Sağlıklı gıdalar tüketin

Bazı gıdalar stresinizi azaltmanıza yardımcı olur. İşte onlar:

Siyah fasulye: Yüksek miktarda magnezyum içerdiği için merkezi sinir sisteminde büyük rol oynar ve vücut ile beynin rahatlamasını sağlar. Yaptığınız salataların içerisine ekleyebileceğiniz gibi et veya tavukla sote olarak tüketebilirsiniz.

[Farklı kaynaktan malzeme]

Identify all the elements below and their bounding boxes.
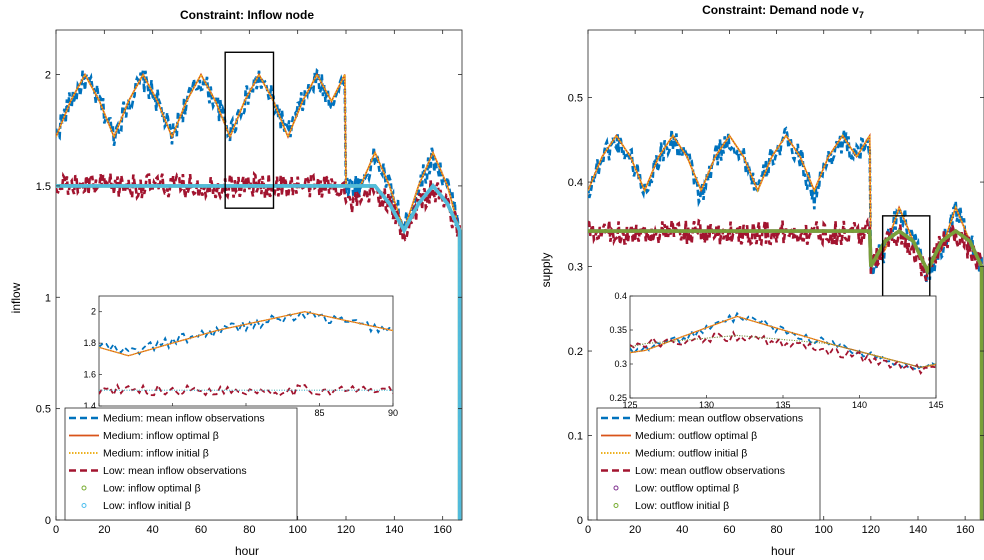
right-inset-y-tick-label: 0.4 bbox=[614, 291, 627, 301]
right-inset-area bbox=[629, 295, 937, 399]
left-zoom-box bbox=[224, 51, 275, 209]
right-legend-entry-6-label: Low: outflow initial β bbox=[635, 500, 729, 512]
left-inset-series-3 bbox=[99, 311, 393, 357]
right-legend-entry-4-label: Low: mean outflow observations bbox=[635, 465, 785, 477]
left-legend-entry-1-label: Medium: mean inflow observations bbox=[103, 413, 265, 425]
right-inset-x-tick-label: 125 bbox=[622, 400, 637, 410]
right-legend-entry-5-swatch bbox=[613, 485, 619, 491]
right-legend-entry-3-label: Medium: outflow initial β bbox=[635, 448, 747, 460]
right-y-tick-label: 0.1 bbox=[568, 431, 583, 443]
right-x-tick-label: 40 bbox=[676, 524, 688, 536]
left-inset-y-tick-label: 1.4 bbox=[83, 401, 96, 411]
left-series-6-markers bbox=[56, 183, 462, 520]
left-legend-entry-4-label: Low: mean inflow observations bbox=[103, 465, 247, 477]
right-x-axis-label: hour bbox=[771, 544, 795, 558]
left-inset-series-1 bbox=[99, 310, 393, 356]
left-y-tick-label: 1.5 bbox=[36, 181, 51, 193]
right-inset-y-tick-label: 0.25 bbox=[609, 393, 627, 403]
right-y-tick-label: 0.2 bbox=[568, 346, 583, 358]
right-legend-entry-6-swatch bbox=[613, 503, 619, 508]
left-legend-entry-6-label: Low: inflow initial β bbox=[103, 500, 191, 512]
right-chart-title: Constraint: Demand node v7 bbox=[702, 3, 864, 20]
left-inset-series-4 bbox=[99, 383, 393, 399]
left-inset-y-tick-label: 1.6 bbox=[83, 370, 96, 380]
right-inset-y-tick-label: 0.3 bbox=[614, 359, 627, 369]
right-series-1-line bbox=[588, 126, 983, 520]
left-legend-entry-6-swatch bbox=[81, 503, 87, 508]
left-series-group bbox=[56, 67, 462, 520]
right-series-3-line bbox=[588, 132, 983, 520]
left-inset-series-group bbox=[99, 310, 393, 399]
left-legend-box bbox=[64, 407, 298, 521]
left-x-tick-label: 160 bbox=[433, 524, 451, 536]
right-x-tick-label: 80 bbox=[770, 524, 782, 536]
left-x-tick-label: 120 bbox=[337, 524, 355, 536]
right-inset-x-tick-label: 135 bbox=[775, 400, 790, 410]
left-y-tick-label: 0 bbox=[45, 515, 51, 527]
right-x-tick-label: 120 bbox=[862, 524, 880, 536]
left-x-tick-label: 0 bbox=[53, 524, 59, 536]
left-series-3-line bbox=[56, 72, 461, 520]
left-chart-title: Constraint: Inflow node bbox=[180, 8, 314, 22]
right-inset-x-tick-label: 140 bbox=[852, 400, 867, 410]
right-inset-series-4 bbox=[630, 330, 936, 375]
right-chart-title-subscript: 7 bbox=[859, 10, 864, 20]
left-x-tick-label: 80 bbox=[243, 524, 255, 536]
right-x-tick-label: 20 bbox=[629, 524, 641, 536]
left-inset-area bbox=[98, 295, 394, 407]
left-legend-entry-3-label: Medium: inflow initial β bbox=[103, 448, 209, 460]
right-y-tick-label: 0.5 bbox=[568, 93, 583, 105]
right-legend-entry-5-label: Low: outflow optimal β bbox=[635, 483, 739, 495]
right-inset-x-tick-label: 145 bbox=[928, 400, 943, 410]
right-x-tick-label: 160 bbox=[956, 524, 974, 536]
right-series-group bbox=[588, 126, 984, 520]
left-x-tick-label: 20 bbox=[98, 524, 110, 536]
right-inset-x-tick-label: 130 bbox=[699, 400, 714, 410]
right-x-tick-label: 60 bbox=[723, 524, 735, 536]
left-inset-x-tick-label: 90 bbox=[388, 408, 398, 418]
left-y-tick-label: 2 bbox=[45, 70, 51, 82]
right-series-6-markers bbox=[588, 228, 984, 520]
left-x-axis-label: hour bbox=[235, 544, 259, 558]
right-x-tick-label: 140 bbox=[909, 524, 927, 536]
right-inset-y-tick-label: 0.35 bbox=[609, 325, 627, 335]
left-x-tick-label: 40 bbox=[147, 524, 159, 536]
right-x-tick-label: 100 bbox=[815, 524, 833, 536]
left-inset-x-tick-label: 85 bbox=[314, 408, 324, 418]
right-y-tick-label: 0.3 bbox=[568, 262, 583, 274]
right-inset-series-group bbox=[630, 311, 936, 375]
left-inset-y-tick-label: 1.8 bbox=[83, 338, 96, 348]
right-legend-entry-2-label: Medium: outflow optimal β bbox=[635, 430, 757, 442]
left-legend-entry-2-label: Medium: inflow optimal β bbox=[103, 430, 219, 442]
right-y-axis-label: supply bbox=[539, 253, 553, 288]
right-inset-series-3 bbox=[630, 315, 936, 369]
left-x-tick-label: 140 bbox=[385, 524, 403, 536]
left-y-tick-label: 1 bbox=[45, 292, 51, 304]
left-chart: Constraint: Inflow node 0 20 40 60 80 100 120 1… bbox=[9, 8, 463, 558]
right-chart-title-main: Constraint: Demand node v bbox=[702, 3, 859, 17]
right-inset-series-1 bbox=[630, 311, 936, 371]
right-chart: Constraint: Demand node v7 0 20 40 60 80 100 1… bbox=[539, 3, 984, 558]
left-x-tick-label: 60 bbox=[195, 524, 207, 536]
left-y-tick-label: 0.5 bbox=[36, 404, 51, 416]
right-y-tick-label: 0.4 bbox=[568, 177, 583, 189]
left-legend-entry-5-swatch bbox=[81, 485, 87, 491]
left-inset-y-tick-label: 2 bbox=[91, 307, 96, 317]
right-x-tick-label: 0 bbox=[585, 524, 591, 536]
left-legend-entry-5-label: Low: inflow optimal β bbox=[103, 483, 201, 495]
left-x-tick-label: 100 bbox=[288, 524, 306, 536]
right-y-tick-label: 0 bbox=[577, 515, 583, 527]
right-legend-box bbox=[596, 407, 821, 521]
right-legend-entry-1-label: Medium: mean outflow observations bbox=[635, 413, 803, 425]
left-y-axis-label: inflow bbox=[9, 282, 23, 313]
right-inset-series-6 bbox=[630, 334, 936, 368]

Kinoa: Yüksek B vitamini içermesi nedeniyle beyin fonksiyonu, duygu durum ve stres yönetimi açısından kritik öneme sahiptir. Özellikle tiamin dediğimiz B1 vitamini içermesi anksiyete seviyelerini iyileştirmede, pridoksin dediğimiz B6 içermesi ise serotonin gibi anksiyeteye etkisi olan hormonlar üzerinde etkilidir. Kinoayı tuzsuz bir şekilde haşlayarak salatalarda, sütle ve meyvelerle kahvaltıda rahatlıkla tüketebilirsiniz.

Yulaf: Yulaf gibi kompleks karbonhidrat tüketimi serotonin düzeylerinin artırılmasına yardımcı olur. Ayrıca içerdiği yüksek lif de kan şekerinizin hızla yükselmesini önler. Kahvaltıda sütle veya yoğurtla tüketebilirsiniz.

Kefir: Probiyotikler bağırsak bakterilerini iyileştirerek beyin-bağırsak ekseni yoluyla stresin düzenlenmesine fayda sağlar. Haftada en az 3 gün tüketmeyi ihmal etmeyin.

Yaban mersini: Yaban mersini ve diğer böğürtlengillerin içerdiği antioksidanlar ve diğer besin bileşenleri stres kaynaklı radikallerle savaşarak vücudun strese verdiği cevabı iyileştirir. Yaban mersini, ahududu veya böğürtleni haftada en az 3-4 gün tüketin.